Security Orchestration, Automation, and Response (SOAR) platforms execute playbooks that perform the deterministic steps of triage: enrich an IP against threat intel, pull the EDR process tree, disable an account, or open a ticket. The exam-correct framing is that SOAR augments analysts by automating repetitive tasks and orchestrating tools, freeing humans for judgment-heavy investigation. It does not replace analysts, eliminate firewalls, or by itself generate threat intelligence.

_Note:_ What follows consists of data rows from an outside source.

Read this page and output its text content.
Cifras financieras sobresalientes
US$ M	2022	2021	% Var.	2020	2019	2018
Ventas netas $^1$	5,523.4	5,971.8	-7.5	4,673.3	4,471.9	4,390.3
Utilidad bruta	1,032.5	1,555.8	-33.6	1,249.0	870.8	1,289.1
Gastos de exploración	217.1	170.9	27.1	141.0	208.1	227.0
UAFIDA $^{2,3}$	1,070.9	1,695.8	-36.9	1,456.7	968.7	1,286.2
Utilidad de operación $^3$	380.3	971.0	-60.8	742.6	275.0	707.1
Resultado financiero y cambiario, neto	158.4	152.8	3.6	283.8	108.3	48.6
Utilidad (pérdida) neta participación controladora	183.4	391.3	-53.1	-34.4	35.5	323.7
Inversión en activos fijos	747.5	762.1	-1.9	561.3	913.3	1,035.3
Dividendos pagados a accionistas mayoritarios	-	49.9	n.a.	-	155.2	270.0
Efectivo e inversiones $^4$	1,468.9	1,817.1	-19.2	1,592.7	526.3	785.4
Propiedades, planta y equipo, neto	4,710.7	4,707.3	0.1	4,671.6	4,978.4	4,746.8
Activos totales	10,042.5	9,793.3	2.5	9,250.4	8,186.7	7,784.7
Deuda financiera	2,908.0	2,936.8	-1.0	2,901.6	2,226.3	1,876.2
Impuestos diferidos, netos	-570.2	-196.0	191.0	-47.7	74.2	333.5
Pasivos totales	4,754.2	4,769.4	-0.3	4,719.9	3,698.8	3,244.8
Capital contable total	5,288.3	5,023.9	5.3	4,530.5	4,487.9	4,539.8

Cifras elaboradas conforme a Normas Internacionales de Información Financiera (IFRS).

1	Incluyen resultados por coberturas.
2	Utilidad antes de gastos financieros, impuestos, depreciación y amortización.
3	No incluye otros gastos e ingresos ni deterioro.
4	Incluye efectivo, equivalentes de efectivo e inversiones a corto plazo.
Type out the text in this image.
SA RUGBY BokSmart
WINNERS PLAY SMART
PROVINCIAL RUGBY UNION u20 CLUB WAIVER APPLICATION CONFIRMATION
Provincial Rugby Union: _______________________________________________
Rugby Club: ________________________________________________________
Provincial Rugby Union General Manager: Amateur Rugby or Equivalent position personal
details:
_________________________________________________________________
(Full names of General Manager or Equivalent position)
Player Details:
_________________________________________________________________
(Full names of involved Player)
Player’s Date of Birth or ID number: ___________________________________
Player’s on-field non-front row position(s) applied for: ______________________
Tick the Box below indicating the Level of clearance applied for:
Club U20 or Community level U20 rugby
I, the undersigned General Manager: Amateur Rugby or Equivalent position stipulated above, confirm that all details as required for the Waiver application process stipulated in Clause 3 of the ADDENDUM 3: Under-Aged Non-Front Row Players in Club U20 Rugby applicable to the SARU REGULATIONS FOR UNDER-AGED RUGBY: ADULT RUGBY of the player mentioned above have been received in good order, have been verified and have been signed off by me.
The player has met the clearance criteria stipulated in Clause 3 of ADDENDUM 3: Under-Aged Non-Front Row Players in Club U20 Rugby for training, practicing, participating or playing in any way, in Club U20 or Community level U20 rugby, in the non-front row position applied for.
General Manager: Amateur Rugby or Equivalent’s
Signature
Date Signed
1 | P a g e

A practical correlation tool the exam references is the SIEM use case, a saved rule that joins data sources to detect a specific scenario — for example, "VPN login from country A followed within an hour by a login from country B" flags impossible travel. Building and tuning these rules is core SOC work: too loose and analysts drown in false positives; too tight and real attacks slip through. The metric that captures this balance is the true-positive vs. false-positive rate, and reducing false positives is the single biggest lever against analyst alert fatigue.

Common decision-point traps

Watch for stems that tempt you to act before you have evidence. Containing a host on one suspicious DNS lookup may destroy volatile memory you needed; conversely, "keep monitoring" is wrong when you already have confirmed C2. The defensible answer matches the confidence the evidence supports: enrich and correlate when uncertain, contain when confirmed.

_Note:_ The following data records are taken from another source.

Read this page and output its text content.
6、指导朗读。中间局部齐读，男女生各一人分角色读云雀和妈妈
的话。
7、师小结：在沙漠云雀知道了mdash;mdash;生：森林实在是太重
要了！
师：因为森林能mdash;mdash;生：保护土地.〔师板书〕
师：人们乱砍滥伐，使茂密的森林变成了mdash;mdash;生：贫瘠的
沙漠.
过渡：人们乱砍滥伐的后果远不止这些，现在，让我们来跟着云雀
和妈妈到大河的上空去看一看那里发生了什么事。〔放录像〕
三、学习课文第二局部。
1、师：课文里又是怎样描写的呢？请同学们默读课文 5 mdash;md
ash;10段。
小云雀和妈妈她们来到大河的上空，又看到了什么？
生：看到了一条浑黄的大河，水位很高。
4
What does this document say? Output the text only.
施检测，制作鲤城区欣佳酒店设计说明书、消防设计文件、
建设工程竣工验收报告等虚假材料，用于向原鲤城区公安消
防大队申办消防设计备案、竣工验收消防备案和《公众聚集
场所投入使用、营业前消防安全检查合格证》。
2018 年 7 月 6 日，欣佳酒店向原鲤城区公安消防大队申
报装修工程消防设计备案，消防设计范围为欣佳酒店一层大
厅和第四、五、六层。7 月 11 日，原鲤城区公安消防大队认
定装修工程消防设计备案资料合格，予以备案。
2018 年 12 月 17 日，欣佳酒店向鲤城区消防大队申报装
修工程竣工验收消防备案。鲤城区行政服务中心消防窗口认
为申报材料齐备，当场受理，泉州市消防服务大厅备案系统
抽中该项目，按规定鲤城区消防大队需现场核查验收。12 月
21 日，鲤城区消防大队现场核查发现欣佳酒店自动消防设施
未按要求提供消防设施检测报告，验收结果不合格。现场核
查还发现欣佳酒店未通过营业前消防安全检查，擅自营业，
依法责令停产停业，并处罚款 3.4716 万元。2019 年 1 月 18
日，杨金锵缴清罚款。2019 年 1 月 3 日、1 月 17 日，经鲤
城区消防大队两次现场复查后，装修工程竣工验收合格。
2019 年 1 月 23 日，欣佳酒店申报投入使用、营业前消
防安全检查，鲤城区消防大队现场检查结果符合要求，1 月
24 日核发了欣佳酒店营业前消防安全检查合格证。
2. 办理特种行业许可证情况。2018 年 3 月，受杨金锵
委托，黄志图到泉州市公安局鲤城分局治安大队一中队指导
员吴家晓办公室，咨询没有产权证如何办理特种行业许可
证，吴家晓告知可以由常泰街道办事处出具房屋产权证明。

Remember the order of volatility when a stem implies evidence collection: capture the most fleeting data first — CPU registers and cache, then RAM and running network connections, then disk and logs, then archival media and backups. An analyst who powers off or reimages a host on a hunch loses the memory-resident artifacts that fileless malware lives in. The exam-correct sequence almost always preserves volatile evidence before any destructive containment, and it documents each step so the action holds up in an investigation.

When two actions seem reasonable, prefer the one that gathers confirming evidence while keeping the cleanest, most defensible audit trail.

Standardizing and automating processes

Objective 1.5 of Domain 1.0 covers standardizing and automating SOC work, and the exam tests why it matters, not just the buzzwords. Standardization through documented playbooks and runbooks ensures every analyst handles the same alert the same defensible way; it makes onboarding faster and makes outcomes auditable. Automation through scripting and SOAR removes human latency and error from repetitive steps — enrichment, ticket creation, blocklist updates, and account disablement.

Two terms to keep straight: orchestration is coordinating actions across many tools (firewall, EDR, ticketing), while automation is executing an individual task without a human. The exam-correct view is that automation handles volume and speed so analysts can spend judgment on the ambiguous cases that scripts cannot resolve. A related concept is single pane of glass — consolidating tool outputs into one console — which reduces context-switching and the missed correlations that cause incidents to slip through. Automating a bad process only scales the mistake, so standardize first, then automate.